Derzeit müssen mobile Wettfreunde ihr Handy dazu auf eine WAP-Anwendung einstellen oder die entsprechende Java-Anwendung runterladen und installieren. Einer der Vorreiter für das mobile WAP-Portal ist dabei der Anbieter Betandwin, der unter wap.betandwin.com sein Wettangebot anbietet. Für registrierte Nutzer aus Österreich, Italien und Spanien bietet Betandwin auch eine Wettabgabe per SMS. Per SMSAnforderung „navigiert“ der Spieler durch das Angebot und wählt seine gewünschte Spielpaarung aus und versendet seinen Einsatz. Das Versenden von Gewinnmitteilungen
per SMS ist mittlerweile eine Grundfunktion der meisten Sportwetten-Anbieter im Internet.

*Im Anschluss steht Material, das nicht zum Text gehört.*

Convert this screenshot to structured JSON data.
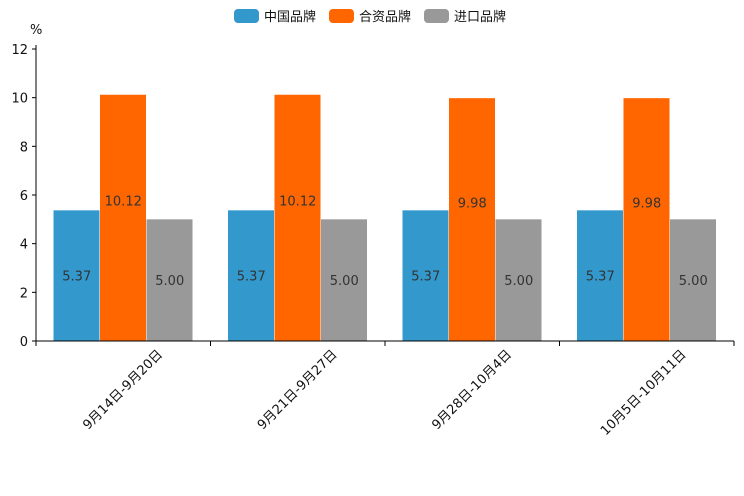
{
  "chart_data": {
    "type": "bar",
    "ylabel": "%",
    "ylim": [
      0,
      12
    ],
    "yticks": [
      0,
      2,
      4,
      6,
      8,
      10,
      12
    ],
    "categories": [
      "9月14日-9月20日",
      "9月21日-9月27日",
      "9月28日-10月4日",
      "10月5日-10月11日"
    ],
    "series": [
      {
        "name": "中国品牌",
        "color": "#3399cc",
        "values": [
          5.37,
          5.37,
          5.37,
          5.37
        ],
        "labels": [
          "5.37",
          "5.37",
          "5.37",
          "5.37"
        ]
      },
      {
        "name": "合资品牌",
        "color": "#ff6600",
        "values": [
          10.12,
          10.12,
          9.98,
          9.98
        ],
        "labels": [
          "10.12",
          "10.12",
          "9.98",
          "9.98"
        ]
      },
      {
        "name": "进口品牌",
        "color": "#999999",
        "values": [
          5.0,
          5.0,
          5.0,
          5.0
        ],
        "labels": [
          "5.00",
          "5.00",
          "5.00",
          "5.00"
        ]
      }
    ],
    "legend_position": "top-center",
    "grid": false
  }
}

Von der Zielgruppe verlangt dies fortgeschrittene Kenntnisse in der Bedienung internetfähiger Handys – wer schon mal versucht hat, seine eMails per Handy einzusehen, weiß, dass dies nicht trivial ist – und auch viele Wettinteressenten, die nicht so technikaffin sind , werden sich damit nicht auseinander setzen wollen.

Aktuelle SMS-Angebote findet man bisher lediglich in Form einer Gewinnspielteilnahme bei Quizsendungen. Per Premium-SMS kann aus verschiedenen Antwortmöglichkeiten gewählt werden und aus allen eingegangenen richtigen Antworten, wird dann der Gewinner ermittelt. Eine Vorab-Registrierung ist für eine Teilnahme nicht erforderlich und eine Bezahlung für die Teilnahme erfolgt als Premium-SMS über die Telefonrechnung.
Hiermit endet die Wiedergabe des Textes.